The late British astronomer David S. Evans even suspected in 1968 that at the core of this nebula were actually two stars, although one should be hidden by gas and dust. The revelation of Webb’s photo, 54 years later, is the ability to see the faintest star, the true source of the nebula, in great detail with the telescope’s mid-infrared instrument.
NASA scientists marveled at the intricate detail shown. On the outer edges are bright, straight light needles. They are foci of the central stars, like those biblical representations of God, rays of the sun pouring through the clouds after a storm.
The European Space Agency released the highest resolution image of the sun and its crown ever made in March 2022. Credit: ESA / NASA / Solar Orbiter / EUI Team / Data Processing: E. Kraaikamp (ROB)
The sun is halfway to the fate of the southern ring, said Paul Sutter, a research professor at Stony Brook University and author of How to Die in Space.
Researchers have estimated the age of the sun by observing all kinds of stars at different intervals. Think about it like taking snapshots of people at different stages of life, Sutter says: baby birth, Little League games, weddings, illness and then death. These observations are combined with knowledge of physics happening in the core of the sun.
“It turns out our sun is middle-aged. He’s going through a middle-aged crisis right now. He’s just bought a Corvette and he’s worried about his retirement fund. It’s right there.”
“It turns out our sun is middle-aged,” Sutter said. “Right now he’s going through a midlife crisis. He just bought a Corvette and is worried about his retirement fund. It’s right there.”
The image of the southern ring nebula captured in December 1995 by the Hubble Space Telescope, the visible light predecessor of the James Webb Space Telescope, lacks the complex details revealed in the new images. Credit: NASA / The Hubble Heritage Team (STScI / AURA / NASA)
In astronomy, looking further translates into observing the past because light and other forms of radiation have to travel incredible distances to reach us. It is conceivable that the South Ring light show is over, its white dwarf can no longer illuminate it. But in all likelihood, it’s probably going on, albeit more faintly, says Rodolfo Montez, who studies sun-dying stars at the Harvard and Smithsonian Center for Astrophysics.
Through the Hubble Space Telescope, Webb’s predecessor of visible light, experts in planetary nebulae have found so many irregular, non-spherical shapes between these celestial structures, influenced by a second central star, that they wonder if they have the extra star. it’s really a key ingredient. for its creation.
“It’s called the binary hypothesis, which would suggest that all the stars in binary systems make planetary nebulae,” Mondez said. “But then we’re not clear what stars like our sun would do in that frame.”

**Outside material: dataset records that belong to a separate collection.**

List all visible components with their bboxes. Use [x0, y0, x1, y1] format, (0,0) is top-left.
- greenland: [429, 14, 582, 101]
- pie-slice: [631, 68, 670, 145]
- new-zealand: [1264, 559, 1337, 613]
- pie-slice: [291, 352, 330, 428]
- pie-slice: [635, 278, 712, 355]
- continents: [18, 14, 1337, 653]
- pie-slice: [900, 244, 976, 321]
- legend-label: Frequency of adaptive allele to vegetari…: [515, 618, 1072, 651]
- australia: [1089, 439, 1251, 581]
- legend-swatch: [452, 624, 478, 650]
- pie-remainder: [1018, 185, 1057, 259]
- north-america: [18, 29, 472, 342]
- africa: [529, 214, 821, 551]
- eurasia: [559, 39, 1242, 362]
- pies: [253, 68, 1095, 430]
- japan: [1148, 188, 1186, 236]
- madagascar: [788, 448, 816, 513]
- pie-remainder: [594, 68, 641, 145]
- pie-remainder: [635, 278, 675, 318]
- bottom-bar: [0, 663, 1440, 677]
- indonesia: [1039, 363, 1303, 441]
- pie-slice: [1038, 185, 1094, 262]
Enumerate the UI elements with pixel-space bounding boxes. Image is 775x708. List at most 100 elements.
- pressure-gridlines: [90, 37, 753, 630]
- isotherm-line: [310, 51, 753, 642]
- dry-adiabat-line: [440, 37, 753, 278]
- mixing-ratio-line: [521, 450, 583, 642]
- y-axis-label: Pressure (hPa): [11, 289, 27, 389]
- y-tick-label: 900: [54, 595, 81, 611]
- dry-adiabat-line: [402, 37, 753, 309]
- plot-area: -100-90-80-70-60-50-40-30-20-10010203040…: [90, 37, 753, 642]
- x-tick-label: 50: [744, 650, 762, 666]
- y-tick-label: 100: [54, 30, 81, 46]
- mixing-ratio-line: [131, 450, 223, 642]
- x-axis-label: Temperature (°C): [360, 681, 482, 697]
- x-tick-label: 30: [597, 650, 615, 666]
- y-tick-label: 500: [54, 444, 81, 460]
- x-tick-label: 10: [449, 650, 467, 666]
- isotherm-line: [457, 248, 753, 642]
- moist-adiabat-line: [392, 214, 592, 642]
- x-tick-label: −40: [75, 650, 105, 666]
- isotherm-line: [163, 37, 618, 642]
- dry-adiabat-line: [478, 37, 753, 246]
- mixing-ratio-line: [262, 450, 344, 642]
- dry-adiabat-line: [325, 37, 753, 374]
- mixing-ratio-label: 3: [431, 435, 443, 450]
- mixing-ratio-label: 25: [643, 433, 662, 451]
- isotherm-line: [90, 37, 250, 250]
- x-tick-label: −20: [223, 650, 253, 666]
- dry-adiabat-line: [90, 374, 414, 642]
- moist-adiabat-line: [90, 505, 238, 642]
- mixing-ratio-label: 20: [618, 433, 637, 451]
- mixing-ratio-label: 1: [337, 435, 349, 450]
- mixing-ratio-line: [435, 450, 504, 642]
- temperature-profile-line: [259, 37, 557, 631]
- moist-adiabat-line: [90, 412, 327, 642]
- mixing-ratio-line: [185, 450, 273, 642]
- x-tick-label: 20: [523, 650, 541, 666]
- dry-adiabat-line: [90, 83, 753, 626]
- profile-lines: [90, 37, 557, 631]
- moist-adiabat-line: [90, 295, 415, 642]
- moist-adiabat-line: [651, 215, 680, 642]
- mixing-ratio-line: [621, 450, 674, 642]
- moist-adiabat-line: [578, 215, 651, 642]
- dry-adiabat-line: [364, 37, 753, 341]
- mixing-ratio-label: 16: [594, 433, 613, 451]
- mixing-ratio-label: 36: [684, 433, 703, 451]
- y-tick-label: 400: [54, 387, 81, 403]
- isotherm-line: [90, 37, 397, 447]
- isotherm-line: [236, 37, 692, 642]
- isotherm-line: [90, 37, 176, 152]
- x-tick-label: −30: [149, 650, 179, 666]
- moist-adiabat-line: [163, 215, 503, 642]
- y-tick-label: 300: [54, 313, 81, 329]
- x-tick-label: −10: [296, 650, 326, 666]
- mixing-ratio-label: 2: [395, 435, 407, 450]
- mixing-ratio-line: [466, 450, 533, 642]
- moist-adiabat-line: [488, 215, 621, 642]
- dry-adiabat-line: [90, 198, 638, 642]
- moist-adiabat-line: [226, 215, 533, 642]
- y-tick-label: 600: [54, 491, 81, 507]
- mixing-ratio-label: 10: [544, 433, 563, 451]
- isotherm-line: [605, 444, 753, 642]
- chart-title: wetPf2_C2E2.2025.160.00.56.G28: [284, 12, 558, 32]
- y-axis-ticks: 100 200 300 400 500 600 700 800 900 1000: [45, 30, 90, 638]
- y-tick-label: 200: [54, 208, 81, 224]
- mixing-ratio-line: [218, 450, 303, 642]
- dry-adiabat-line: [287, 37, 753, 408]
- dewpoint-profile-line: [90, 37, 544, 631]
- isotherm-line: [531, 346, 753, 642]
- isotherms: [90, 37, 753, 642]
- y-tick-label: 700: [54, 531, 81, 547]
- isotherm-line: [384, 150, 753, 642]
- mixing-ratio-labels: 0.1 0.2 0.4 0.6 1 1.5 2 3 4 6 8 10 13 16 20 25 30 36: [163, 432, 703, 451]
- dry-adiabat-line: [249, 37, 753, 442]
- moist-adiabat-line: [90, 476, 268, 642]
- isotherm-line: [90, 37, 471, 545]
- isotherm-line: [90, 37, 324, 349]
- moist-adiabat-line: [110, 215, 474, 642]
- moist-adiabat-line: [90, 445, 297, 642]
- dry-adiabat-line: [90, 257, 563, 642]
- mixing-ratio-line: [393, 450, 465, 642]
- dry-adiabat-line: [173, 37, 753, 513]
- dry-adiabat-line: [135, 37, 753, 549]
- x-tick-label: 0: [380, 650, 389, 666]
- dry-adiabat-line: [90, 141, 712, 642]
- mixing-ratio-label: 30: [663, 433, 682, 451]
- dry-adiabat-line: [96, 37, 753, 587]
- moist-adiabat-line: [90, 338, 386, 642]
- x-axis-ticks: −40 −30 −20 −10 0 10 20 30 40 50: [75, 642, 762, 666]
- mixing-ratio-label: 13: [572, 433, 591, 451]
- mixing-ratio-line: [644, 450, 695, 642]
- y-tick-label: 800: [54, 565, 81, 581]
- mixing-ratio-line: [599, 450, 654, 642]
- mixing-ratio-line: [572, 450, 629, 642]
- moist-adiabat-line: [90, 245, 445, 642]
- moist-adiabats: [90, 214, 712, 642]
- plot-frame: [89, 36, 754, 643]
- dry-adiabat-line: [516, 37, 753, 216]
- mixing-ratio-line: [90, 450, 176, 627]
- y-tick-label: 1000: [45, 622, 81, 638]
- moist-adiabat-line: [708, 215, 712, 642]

Just one more mystery for Webb to unravel.
This parallel comparison shows observations of the southern ring nebula in near-infrared light, on the left, and mid-infrared light, on the right, from NASA’s James Webb Space Telescope. Credit: NASA / ESA / CSA / STScI
The ripples coming off the dying star in the southern ring nebula carry metals through space like spores. These last breaths will forge molecules and germinate new objects into the cosmos. Astrophysicists say that stars are factories of elements: they make carbon, for example, the same chemical on which humans and much of life on Earth are based.
Are we sad about the death of the star?
Pontoppidan gave an indirect answer. His answer was based on science, but it sounded almost spiritual.
“This is the end of the star,” he said. “But it’s the beginning for other stars and for other planetary systems.”